LAMPUNG TIMUR – Universitas Nahdlatul Ulama Lampung terus berupaya menunjukkan komitmennya dalam meningkatkan kualitas pendidikan tinggi dengan menyelenggarakan kegiatan Pendampingan Penyusunan Kurikulum Outcome-Based Education (OBE). Kegiatan strategis ini dihadiri oleh Dekan, Wakil Dekan dan pimpinan program studi di lingkungan kampus guna menyelaraskan metode pembelajaran dengan standar internasional.
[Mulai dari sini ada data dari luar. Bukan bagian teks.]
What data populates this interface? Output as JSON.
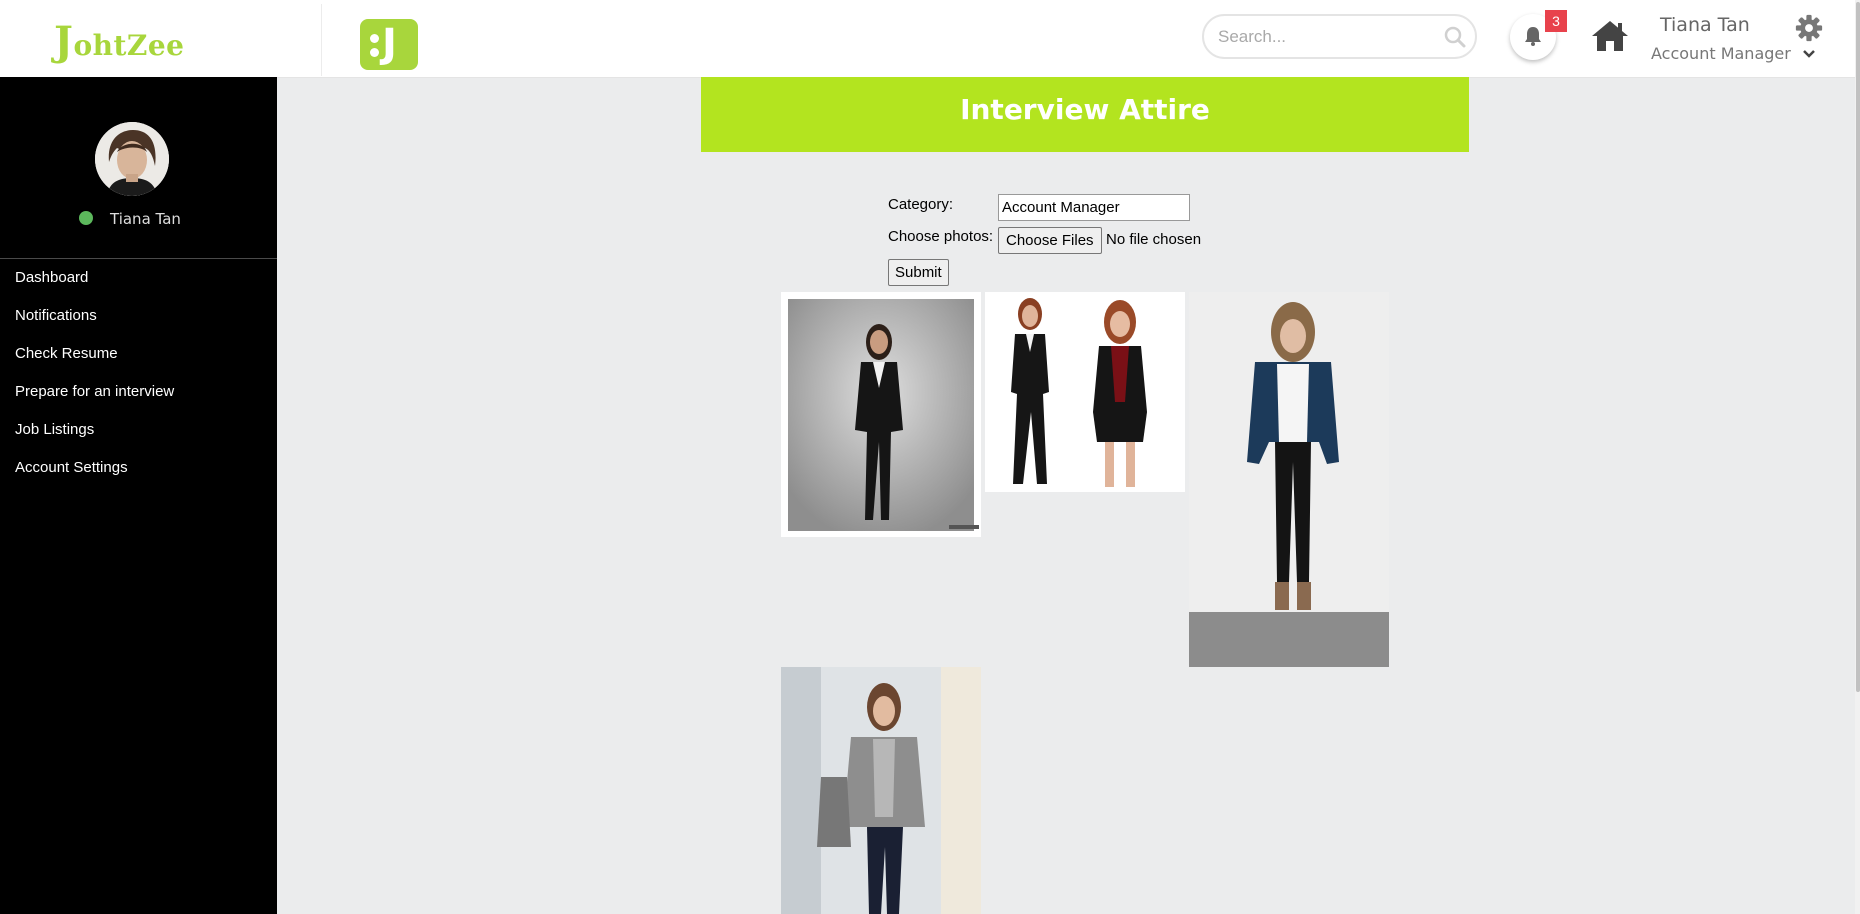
{
  "header": {
    "brand_initial": "J",
    "brand_rest": "ohtZee",
    "logo_letter": "J",
    "search_placeholder": "Search...",
    "notification_count": "3",
    "user_name": "Tiana Tan",
    "user_role": "Account Manager"
  },
  "sidebar": {
    "user_name": "Tiana Tan",
    "items": [
      {
        "label": "Dashboard"
      },
      {
        "label": "Notifications"
      },
      {
        "label": "Check Resume"
      },
      {
        "label": "Prepare for an interview"
      },
      {
        "label": "Job Listings"
      },
      {
        "label": "Account Settings"
      }
    ]
  },
  "main": {
    "title": "Interview Attire",
    "category_label": "Category:",
    "category_value": "Account Manager",
    "photos_label": "Choose photos:",
    "choose_button": "Choose Files",
    "no_file_text": "No file chosen",
    "submit_button": "Submit"
  },
  "icons": [
    "search-icon",
    "bell-icon",
    "home-icon",
    "gear-icon",
    "chevron-down-icon"
  ],
  "colors": {
    "accent": "#b3e41f",
    "brand": "#a8d63c",
    "sidebar_bg": "#000000",
    "badge": "#e8424c",
    "status_online": "#5cb85c"
  }
}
Kegiatan yang berlangsung di Auditorium lantai 1 pada Rabu (04/01/2026) dibuka secara resmi oleh Wakil Rektor UNU Lampung Bidang Akademik dan Kemahasiswaan Yunita Subarwanti, S.Si., M.Si., yang dalam sambutannya menekankan pentingnya transformasi kurikulum. Beliau menyampaikan bahwa penerapan OBE bukan sekadar tren, melainkan kebutuhan mendesak agar lulusan UNU Lampung memiliki kompetensi yang relevan dengan kebutuhan dunia kerja global.
Apa itu Kurikulum OBE?
Sebelum memasuki sesi teknis, penting untuk memahami bahwa Outcome-Based Education (OBE) adalah pendekatan pendidikan yang berfokus pada hasil akhir atau capaian. Berbeda dengan kurikulum tradisional yang seringkali menitikberatkan pada input (materi yang diajarkan), OBE menuntut desain pendidikan yang berorientasi pada
Outcome Defined: Apa yang harus dikuasai mahasiswa di akhir masa studi?
Backward Design: Menyusun materi dan metode berdasarkan profil lulusan yang diinginkan.
Student-Centered: Menempatkan mahasiswa sebagai subjek aktif dalam mencapai kompetensi.
Fokus pada Capaian Pembelajaran dan Implementasi Kegiatan pendampingan ini menghadirkan dua pemateri yang mengupas teknis pelaksanaan OBE.
Penyusunan Kerangka Kurikulum Dr. Nur Syamsiah, M.Pd. memaparkan materi fundamental mengenai struktur kurikulum OBE. Ia menekankan bahwa penyusunan kurikulum harus dimulai dari penetapan Profil Lulusan dan Capaian Pembelajaran Lulusan (CPL) yang terukur. “Kurikulum harus fokus pada apa yang bisa dilakukan mahasiswa setelah lulus, bukan hanya apa yang diajarkan di kelas,” tegasnya.
Proses Pelaksanaan dalam Pembelajaran Melanjutkan sesi teknis, Rudi Hartono, S.Kom., M.T.I. mengulas bagaimana kurikulum tersebut diturunkan ke dalam proses pembelajaran nyata. Materi ini mencakup perancangan Rencana Pembelajaran Semester (RPS) berbasis OBE, pemilihan metode instruksional yang aktif, hingga sistem asesmen yang mampu mengevaluasi pencapaian kompetensi mahasiswa secara objektif.

Sepanjang kegiatan, para peserta terlihat antusias melakukan bedah kurikulum pada masing-masing program studi. Diskusi hangat terjadi saat merumuskan indikator kinerja yang tepat untuk memastikan bahwa setiap mata kuliah berkontribusi langsung pada visi misi universitas.
Dengan terselenggaranya kegiatan ini, UNU Lampung berharap seluruh program studi dapat segera mengimplementasikan kurikulum OBE secara penuh pada tahun akademik mendatang, guna melahirkan lulusan yang unggul, berdaya saing, dan berkarakter Aswaja.